Aşksızlık Acısı, Mutsuzluğun Kaynagı Olsa Gerek!! Fikri Adil
Son zamanlarda toplumumuzda nefret, kaygı, karşılıklı saygısızlıklar, kayıtszlıklar, bencillikler o kadar yaygınlaştı ki, nedeni nedir sordum kendime, egitimsizlik olabilir mi, olabilir, asıl cevap şu olsa gerek, aşksızlık ve sevgisizlik diye sevap verdi aklım… Güven yoksa, Sevgi Olmaz, Sevgi yoksa Saygı güçle sağlanır, Güçsüzlüğümüzde ise bize saygısız davranılır… O zaman biz baştan sevgiye, aşka, saygıya dayalı bir ilişki kurarsak kendimize saygın davranılması için güçlü olmamıza gerek kalmaz… Aslında bunu zenginken fakir düşenler, güçlüyken güçsüzleşenler yaşıyorlar bizde ondan biliyoruz… O zaman aşksız kalmamamız gerekir, bunun için aşk nedir, hormonların baskısıyla seks istemimidir, yoksa daha başka bir şey mi buna bakarak konuya başlayabiliriz…
Aşk:: Bir kimseye, başka kutsal kabul edilen şeylere karşı duyulan çok kuvvetli sevgi ve bağlılık duygusu, yüksek sevgi seviyesi ise… Bunu sağlayan duyguyu tanımak gerekirse…
Duygu: Duyularla algılama; his, belirli nesne, olay veya bireylerin insanın iç dünyasında uyandırdığı izlenimlere duygu dersek… Nesneleri veya olayları ahlaki ve estetik yönden değerlendirme yeteneğine sanatsal duygulanım dersek… Bunların toplamına kendine özgü bir ruhsal hareket ve hareketlilik, heyecan yaratan bu hal, bizde aşkın hali olabilirse aşksız kalmamış oluruz… Aşkla yaşayan yaşamaktan haz duyandır, o zaman aşkı anlamaya haz ile devam edelim mi?

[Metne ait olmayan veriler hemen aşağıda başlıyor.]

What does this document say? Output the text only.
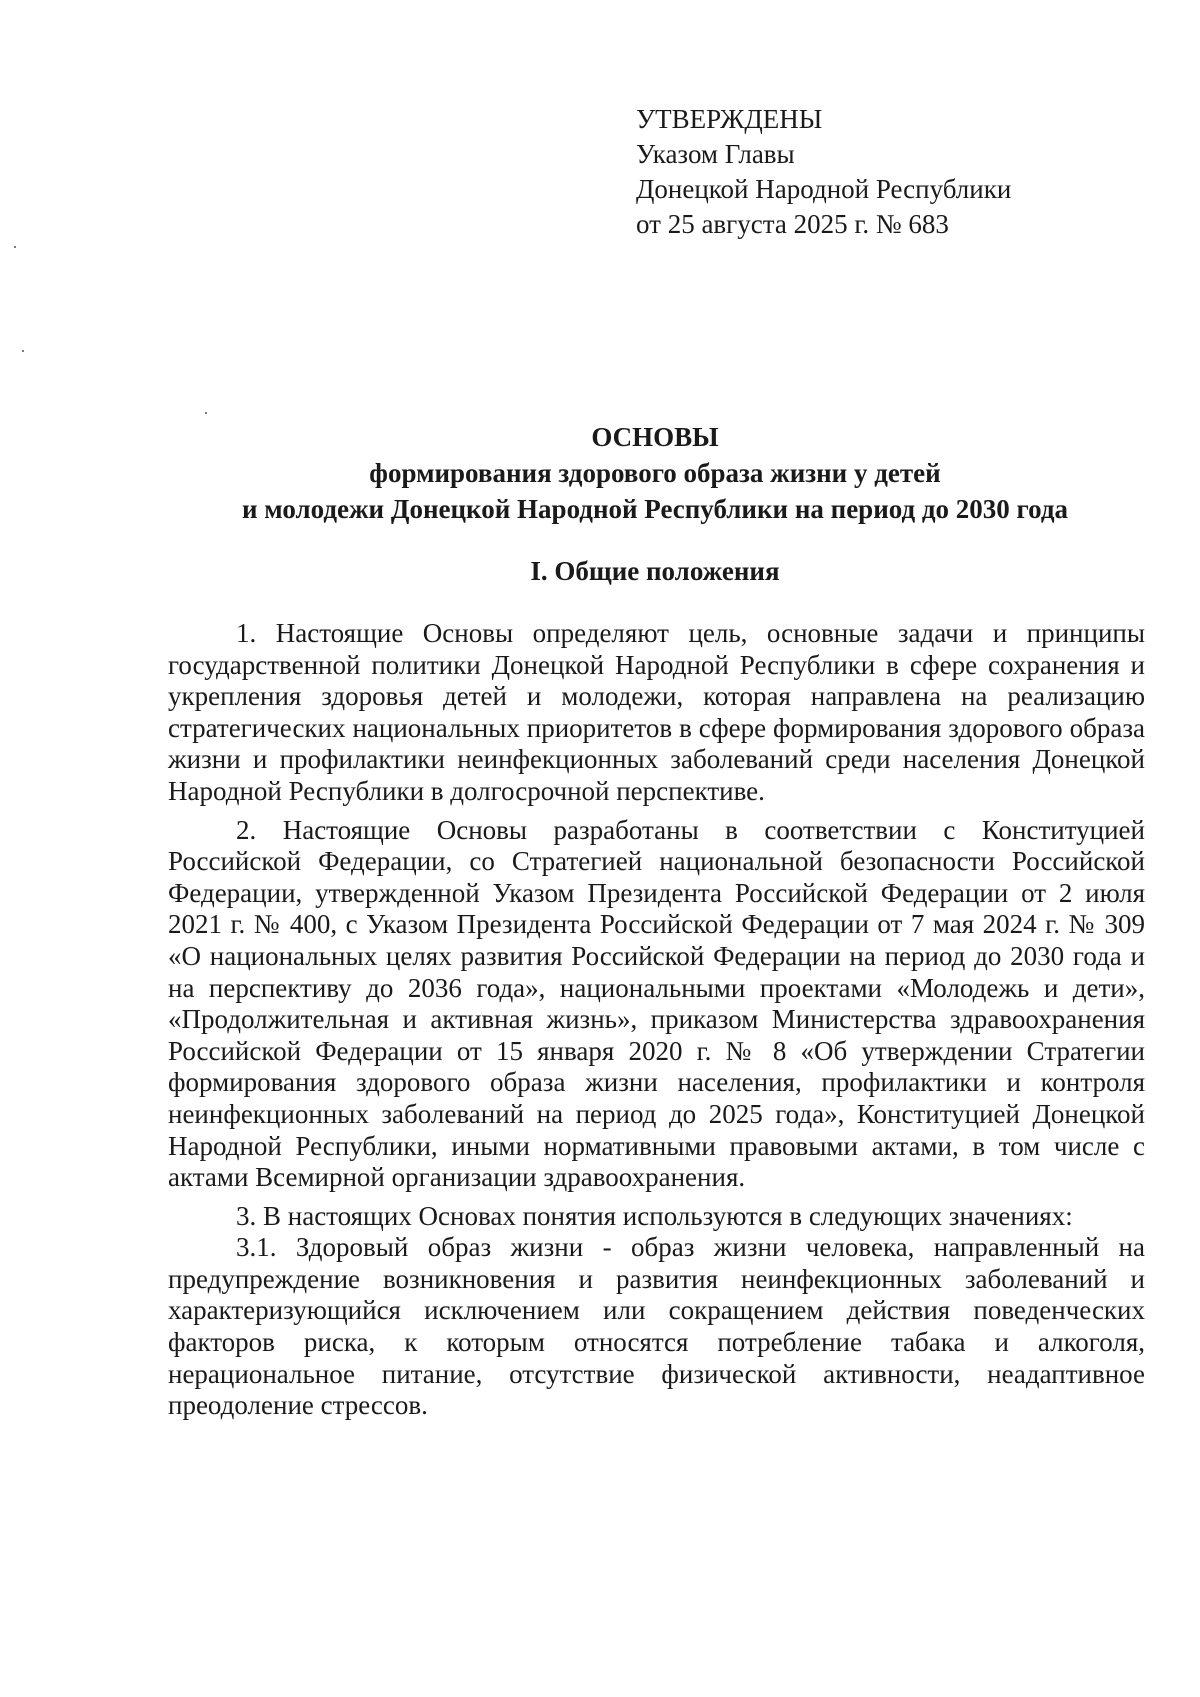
УТВЕРЖДЕНЫ

Указом Главы

Донецкой Народной Республики

от 25 августа 2025 г. № 683

ОСНОВЫ

формирования здорового образа жизни у детей

и молодежи Донецкой Народной Республики на период до 2030 года

I. Общие положения

1. Настоящие Основы определяют цель, основные задачи и принципы государственной политики Донецкой Народной Республики в сфере сохранения и укрепления здоровья детей и молодежи, которая направлена на реализацию стратегических национальных приоритетов в сфере формирования здорового образа жизни и профилактики неинфекционных заболеваний среди населения Донецкой Народной Республики в долгосрочной перспективе.

2. Настоящие Основы разработаны в соответствии с Конституцией Российской Федерации, со Стратегией национальной безопасности Российской Федерации, утвержденной Указом Президента Российской Федерации от 2 июля 2021 г. № 400, с Указом Президента Российской Федерации от 7 мая 2024 г. № 309 «О национальных целях развития Российской Федерации на период до 2030 года и на перспективу до 2036 года», национальными проектами «Молодежь и дети», «Продолжительная и активная жизнь», приказом Министерства здравоохранения Российской Федерации от 15 января 2020 г. № 8 «Об утверждении Стратегии формирования здорового образа жизни населения, профилактики и контроля неинфекционных заболеваний на период до 2025 года», Конституцией Донецкой Народной Республики, иными нормативными правовыми актами, в том числе с актами Всемирной организации здравоохранения.

3. В настоящих Основах понятия используются в следующих значениях:

3.1. Здоровый образ жизни - образ жизни человека, направленный на предупреждение возникновения и развития неинфекционных заболеваний и характеризующийся исключением или сокращением действия поведенческих факторов риска, к которым относятся потребление табака и алкоголя, нерациональное питание, отсутствие физической активности, неадаптивное преодоление стрессов.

Haẓ: Bir şeyin insanda uyandırdığı hoşlanma duygusu dersek hazza, felsefe, sanatsal, dinsel bir düşünceden, inançtan, nesneden duyusal veya manevi sevinç duyma halidir , haz her aşk hazla sonuçlansın istesekde bu bazen hatta çok zaman beklentilerin çatışması veya yüksekligi nedeniyle mümkün olmaz. Bunun için sürdürülebilir ılımlı, karşılıklı rızaya ve doygunluk veren coşku:
Akıl: Bilgileri anlama, kavrama bunlar üzerine düşünme, gücü; us, Herhangi bir konuda salık verilen yol: Bir şeyi başka bir şeyden ayırt etme gücü, yaşanmışları, deneyimleri, gözlemleri depoladığımız düşünülen zihin, bellek de diyebiliriz… Bütün bunlar üzerine bütün bunları bir iç ve dış dengede tutma halinede kendiyle barışık yaşama tabiri kullanılabilir… O zaman barış nedir?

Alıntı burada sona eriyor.